The Effect of a Peer's Teen Pregnancy on Sexual Behavior
Priyanka Anand & Lisa Kahn
NBER Working Paper, May 2023
Abstract:
In this paper, we examine whether a friend or older sibling's teen pregnancy impacts one's own sexual behavior. We exploit high-frequency data on sexual activity from the National Longitudinal Study of Adolescent to Adult Health and the sharp timing of the end of a peer's pregnancy to analyze the evolution of sexual behavior. We find that those who observe a peer's teen pregnancy change their sexual behavior after the event to put themselves at lower risk of their own teen pregnancy; specifically, they are less likely to have unprotected sex and have fewer sexual partners in the months following the end of the teen pregnancy.
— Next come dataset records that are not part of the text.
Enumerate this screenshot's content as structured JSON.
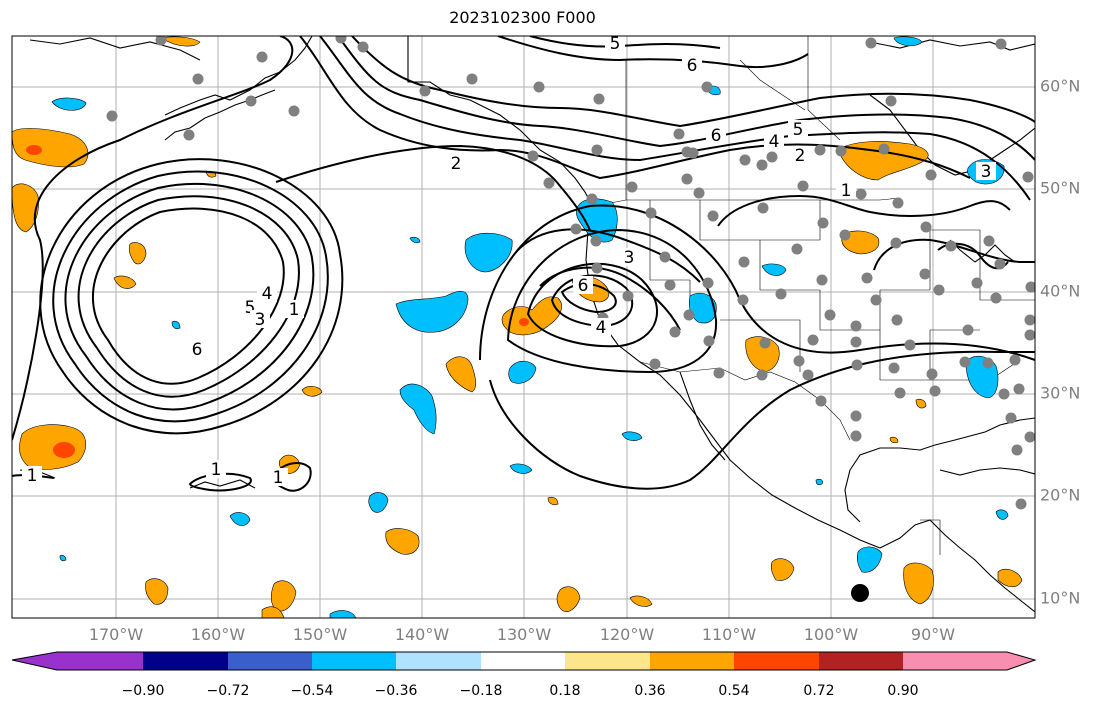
{
  "map": {
    "title": "2023102300 F000",
    "lon_labels": [
      "170°W",
      "160°W",
      "150°W",
      "140°W",
      "130°W",
      "120°W",
      "110°W",
      "100°W",
      "90°W"
    ],
    "lat_labels": [
      "60°N",
      "50°N",
      "40°N",
      "30°N",
      "20°N",
      "10°N"
    ],
    "contour_labels": [
      "5",
      "6",
      "6",
      "4",
      "5",
      "2",
      "2",
      "1",
      "3",
      "3",
      "6",
      "4",
      "4",
      "5",
      "3",
      "1",
      "6",
      "1",
      "1",
      "1"
    ]
  },
  "colorbar": {
    "tick_labels": [
      "−0.90",
      "−0.72",
      "−0.54",
      "−0.36",
      "−0.18",
      "0.18",
      "0.36",
      "0.54",
      "0.72",
      "0.90"
    ],
    "colors": [
      "#9932cc",
      "#00008b",
      "#3a5fcd",
      "#00bfff",
      "#b0e2ff",
      "#ffffff",
      "#fde68a",
      "#ffa500",
      "#ff4500",
      "#b22222",
      "#f88fb0"
    ]
  },
  "legend_colors": {
    "negative_fill": "#00bfff",
    "positive_fill": "#ffa500",
    "strong_positive_fill": "#ff4500",
    "station_dot": "#808080",
    "marker": "#000000"
  }
}
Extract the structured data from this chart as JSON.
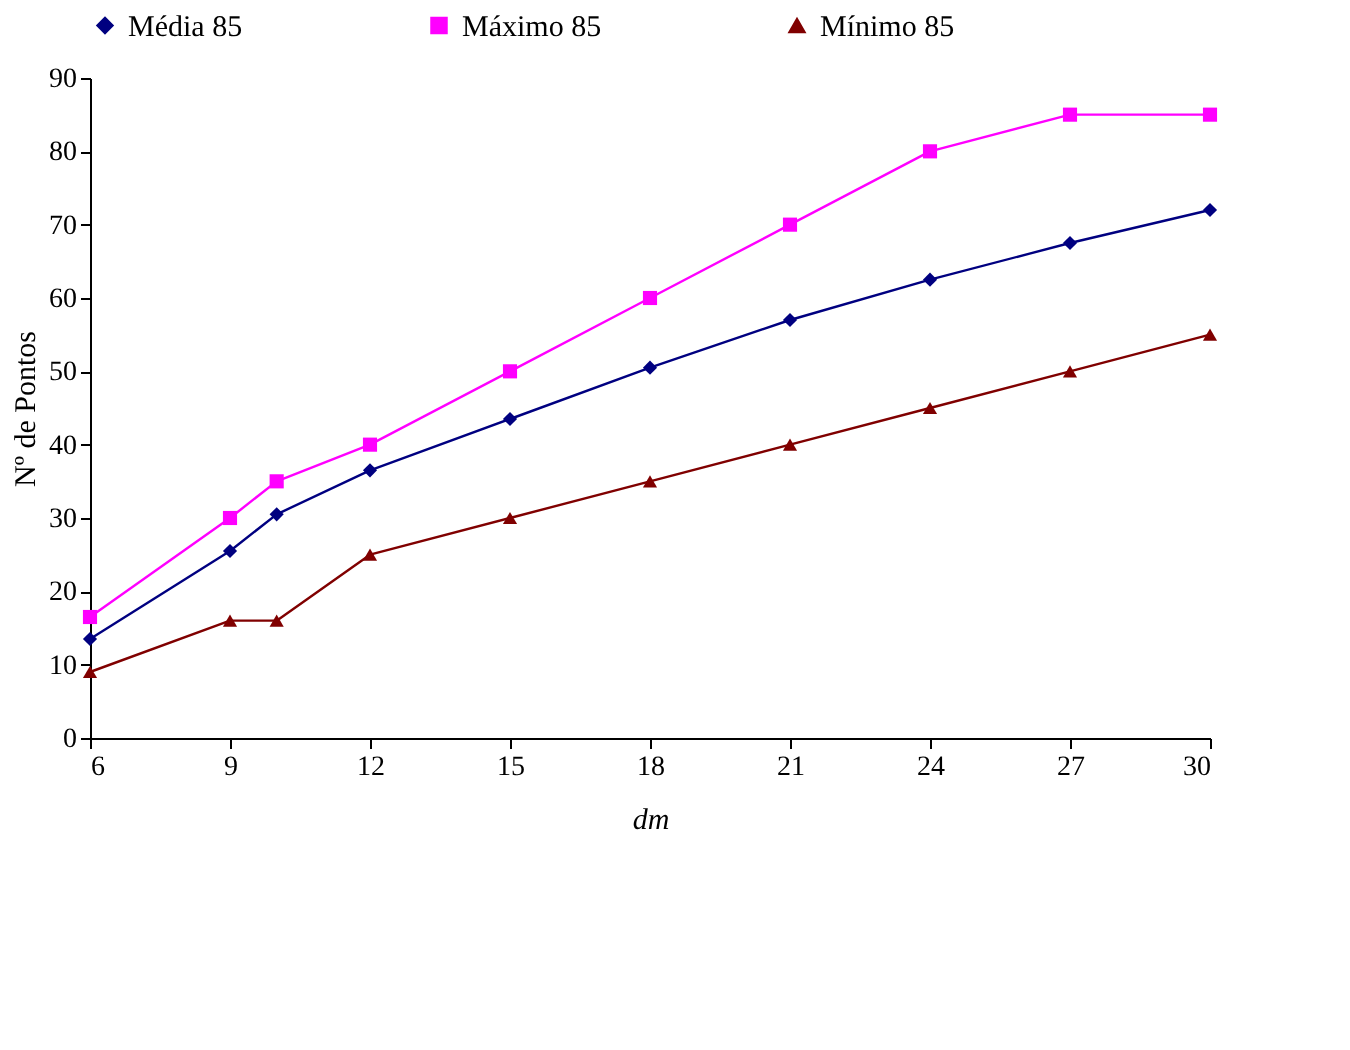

We find that females are more likely to change their sexual behavior after the end of a peer's teen pregnancy compared to males, and the effects are larger after observing a peer's teen pregnancy that results in a live birth. Our work suggests that connecting youth personally with the experiences of teen parents is a promising avenue for teen pregnancy prevention campaigns.
Contraception ends the genetic maintenance of human same-sex sexual behavior
Siliang Song & Jianzhi Zhang
Proceedings of the National Academy of Sciences, 23 May 2023
Abstract:
Because human same-sex sexual behavior (SSB) is heritable and leads to fewer offspring, it is puzzling why SSB-associated alleles have not been selectively purged. Current evidence supports the antagonistic pleiotropy hypothesis that SSB-associated alleles benefit individuals exclusively performing opposite-sex sexual behavior by increasing their number of sexual partners and consequently their number of offspring. However, by analyzing the UK Biobank, here, we show that having more sexual partners no longer predicts more offspring since the availability of oral contraceptives in the 1960s and that SSB is now genetically negatively correlated with the number of offspring, suggesting a loss of SSB’s genetic maintenance in modern societies.
Hostile Sexism and Abortion Attitudes in Contemporary American Public Opinion
Anne Cizmar & Kerem Ozan Kalkan
Politics & Gender, forthcoming
Abstract:
Abortion is a divisive issue in American politics. Studies analyzing attitudes toward abortion have found that abortion attitudes are relatively stable over time compared with attitudes on other issues and that religiosity and partisanship are key factors influencing abortion attitudes. Recent research has also found a role for benevolent sexism in abortion attitudes. This article expands on the literature and examines the role of hostile sexism -- dislike toward women who are seen as usurping men’s authority -- in attitudes about abortion in the United States. Using data from the 2012, 2016, and 2020 American National Election Studies, we find that hostile sexism is significantly related to abortion attitudes, even after controlling for theoretically relevant covariates such as partisanship, ideology, religiosity, and sociodemographic variables. As hostile sexism increases, people are more likely to express pro-life attitudes rather than pro-choice attitudes.